O governo de Jair Bolsonaro (PL) lançou diversos programas sociais e concedeu uma série de benefícios nos últimos meses, por causa da disputa a presidência contra Luiz Inácio Lula da Silva (PT), na tentativa de capturar o eleitorado de baixa renda, principal base aliada do petista. Mas as benesses concedidas podem ter um efeito rebote e se transformar em uma grande dor de cabeça para o próximo chefe do executivo, quiçá para o próprio Bolsonaro se reeleito.
Como mostra reportagem de VEJA, desde o início da campanha do segundo turno, em 3 de outubro, o governo anunciou sete medidas envolvendo benefícios sociais. Em 18 dias corridos de campanha, isso significa um anúncio a cada dois ou três dias. Na esteira desses benefícios estão o empréstimo consignado do Auxílio Brasil e o FGTS futuro. Este último, aprovado nesta semana, passa a considerar no cálculo o recebimento futuro do funcionário para o financiamento do imóvel no programa Casa Verde e Amarela. A medida funciona como um consignado do FGTS. Em vez do dinheiro ser depositado no fundo, o benefício é descontado das parcelas do financiamento.
Embora momentaneamente as medidas gerem maior poder aquisitivo para a população de baixa renda, elas têm potencial para aumentar o endividamento das famílias e desfigurar a função do benefício, que é de ampliar a renda. No caso do FGTS futuro, o cidadão assume uma dívida sem a certeza de que terá seu emprego mantido até a quitação completa do financiamento. “O cidadão assume uma dívida contando com renda futura que pode não se materializar. Se for demitido ou tiver redução salarial, o FGTS será reduzido proporcionalmente, e o orçamento ficará mais apertado”, diz Marcia Dessen, planejadora financeira e diretora da Associação Brasileira de Planejamento Financeiro (Planejar).
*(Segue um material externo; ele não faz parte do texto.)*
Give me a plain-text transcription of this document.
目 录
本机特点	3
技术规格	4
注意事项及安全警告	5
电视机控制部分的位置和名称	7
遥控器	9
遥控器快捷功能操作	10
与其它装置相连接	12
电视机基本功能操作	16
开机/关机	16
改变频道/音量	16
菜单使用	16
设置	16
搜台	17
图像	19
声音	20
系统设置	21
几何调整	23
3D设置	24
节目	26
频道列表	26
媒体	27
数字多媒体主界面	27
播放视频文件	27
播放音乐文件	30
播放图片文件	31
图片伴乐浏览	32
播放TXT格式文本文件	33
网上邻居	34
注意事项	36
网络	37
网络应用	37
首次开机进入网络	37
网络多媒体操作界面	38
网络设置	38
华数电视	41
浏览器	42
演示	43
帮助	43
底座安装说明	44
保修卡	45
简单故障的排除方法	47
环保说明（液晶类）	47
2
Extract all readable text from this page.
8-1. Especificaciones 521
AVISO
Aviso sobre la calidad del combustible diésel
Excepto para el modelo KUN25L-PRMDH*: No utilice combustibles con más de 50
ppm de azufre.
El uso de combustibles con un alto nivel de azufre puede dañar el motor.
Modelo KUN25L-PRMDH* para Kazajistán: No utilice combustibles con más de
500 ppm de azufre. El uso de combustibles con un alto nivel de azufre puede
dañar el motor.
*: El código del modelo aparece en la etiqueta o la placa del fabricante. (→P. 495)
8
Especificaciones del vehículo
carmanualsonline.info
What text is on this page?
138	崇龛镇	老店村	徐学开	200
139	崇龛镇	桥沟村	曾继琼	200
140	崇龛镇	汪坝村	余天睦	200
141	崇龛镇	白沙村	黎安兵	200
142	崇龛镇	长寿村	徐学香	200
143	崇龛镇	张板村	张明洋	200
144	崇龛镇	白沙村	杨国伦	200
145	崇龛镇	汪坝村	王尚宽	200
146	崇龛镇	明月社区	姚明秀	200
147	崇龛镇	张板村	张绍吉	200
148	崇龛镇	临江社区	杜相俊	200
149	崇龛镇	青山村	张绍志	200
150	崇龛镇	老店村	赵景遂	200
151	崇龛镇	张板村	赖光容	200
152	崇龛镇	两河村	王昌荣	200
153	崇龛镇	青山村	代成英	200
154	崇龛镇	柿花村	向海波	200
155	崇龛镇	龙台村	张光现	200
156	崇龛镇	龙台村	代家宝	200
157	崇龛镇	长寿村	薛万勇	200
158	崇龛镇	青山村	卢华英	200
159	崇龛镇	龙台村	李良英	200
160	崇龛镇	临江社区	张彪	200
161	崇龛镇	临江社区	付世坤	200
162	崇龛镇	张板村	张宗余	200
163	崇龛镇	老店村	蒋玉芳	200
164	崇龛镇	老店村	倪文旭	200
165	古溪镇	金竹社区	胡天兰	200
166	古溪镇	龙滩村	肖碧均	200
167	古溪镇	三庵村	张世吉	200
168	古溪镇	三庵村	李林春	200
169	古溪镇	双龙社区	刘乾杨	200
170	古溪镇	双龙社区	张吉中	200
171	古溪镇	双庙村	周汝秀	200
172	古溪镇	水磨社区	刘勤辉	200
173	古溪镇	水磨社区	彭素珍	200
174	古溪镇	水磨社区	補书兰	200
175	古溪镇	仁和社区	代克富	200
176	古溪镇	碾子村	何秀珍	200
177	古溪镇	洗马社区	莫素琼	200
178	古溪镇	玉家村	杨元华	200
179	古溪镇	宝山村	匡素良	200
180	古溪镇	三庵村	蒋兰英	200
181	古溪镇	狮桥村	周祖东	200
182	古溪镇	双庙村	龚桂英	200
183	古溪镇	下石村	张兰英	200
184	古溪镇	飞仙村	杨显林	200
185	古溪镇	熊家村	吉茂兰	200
Os riscos também são altos para o crédito consignado, que teve aumento da margem da renda que pode ser comprometida em até 40% para os beneficiários do Auxílio Brasil. Embora o crédito consignado seja uma linha mais barata, aumentar esse limite em meio a um cenário de alta dos preços e corrosão da renda pode comprometer ainda mais a saúde financeira das famílias. “Quem compromete 40% dos 400 reais – valor usado como base de cálculo que está contemplado para o próximo ano – terá o benefício reduzido em 160 reais pelos próximo dois anos”, calcula Dessen. “Com esse empréstimo, a família passa a receber então 240 reais. Se a renda já estava apertada, ficará mais ainda com a renda maior”, diz.
Para os especialistas entrevistados por VEJA, a concessão de crédito pode fazer as pessoas se endividarem no momento errado – de alta de juros. Sem a confirmação dos 200 reais adicionais para a continuidade do benefício no valor atual de 600 reais, a tomada de crédito é vista como inoportuna pelos economistas. A incerteza quanto ao valor do Auxílio Brasil no longo prazo, junto ao aumento da tomada de crédito, pode comprometer ainda mais a renda das famílias. Ricardo Macedo, economista e professor da Facha, explica que o empréstimo atrelado ao Auxílio não é cancelado em caso de perda do benefício ou redução do valor. Como a dívida foi contraída e essa população apresenta grande volatilidade na renda, por representar a maior parcela no grupo de desempregados ou em empregos informais, o risco de endividamento é alto. “É tentador, mas o momento não é propício para financiamentos em qualquer uma dessas modalidades”, diz.
Além disso, os economistas alertam sobre as incertezas para a recuperação da economia no próximo ano. As projeções de crescimento econômico indicam um ritmo mais lento, com um PIB de apenas 0,5%. “Caso o desemprego volte a aumentar e a economia não aqueça como esperado, isso pode aumentar sim o endividamento dessas famílias”, diz Ramon Coser, especialista da Valor Investimentos.
As medidas são lançadas em um momento em que o número de endividados cresce. A parcela de endividados atingiu um novo recorde, alcançando 79,3% do total de lares brasileiros em setembro, totalizando mais de 60 milhões de pessoas endividadas ou inadimplentes no país, segundo levantamento da Confederação Nacional do Comércio de Bens, Serviços e Turismo (CNC). A situação, segundo Alexsandro Nishimura, economista e sócio da BRA, pode ser reflexo de uma série de fatores, como alta dos juros e queda do poder aquisitivo devido à inflação. “As medidas recentes podem contribuir para novo aumento do endividamento, principalmente porque são voltadas para um público mais pressionado, que é o de menor renda. Neste caso, pode ajudar a ampliar uma outra estatística, que é a de inadimplência, que ocorre quando o indivíduo deixa de pagar ou tem alguma parcela da dívida em atraso”, diz.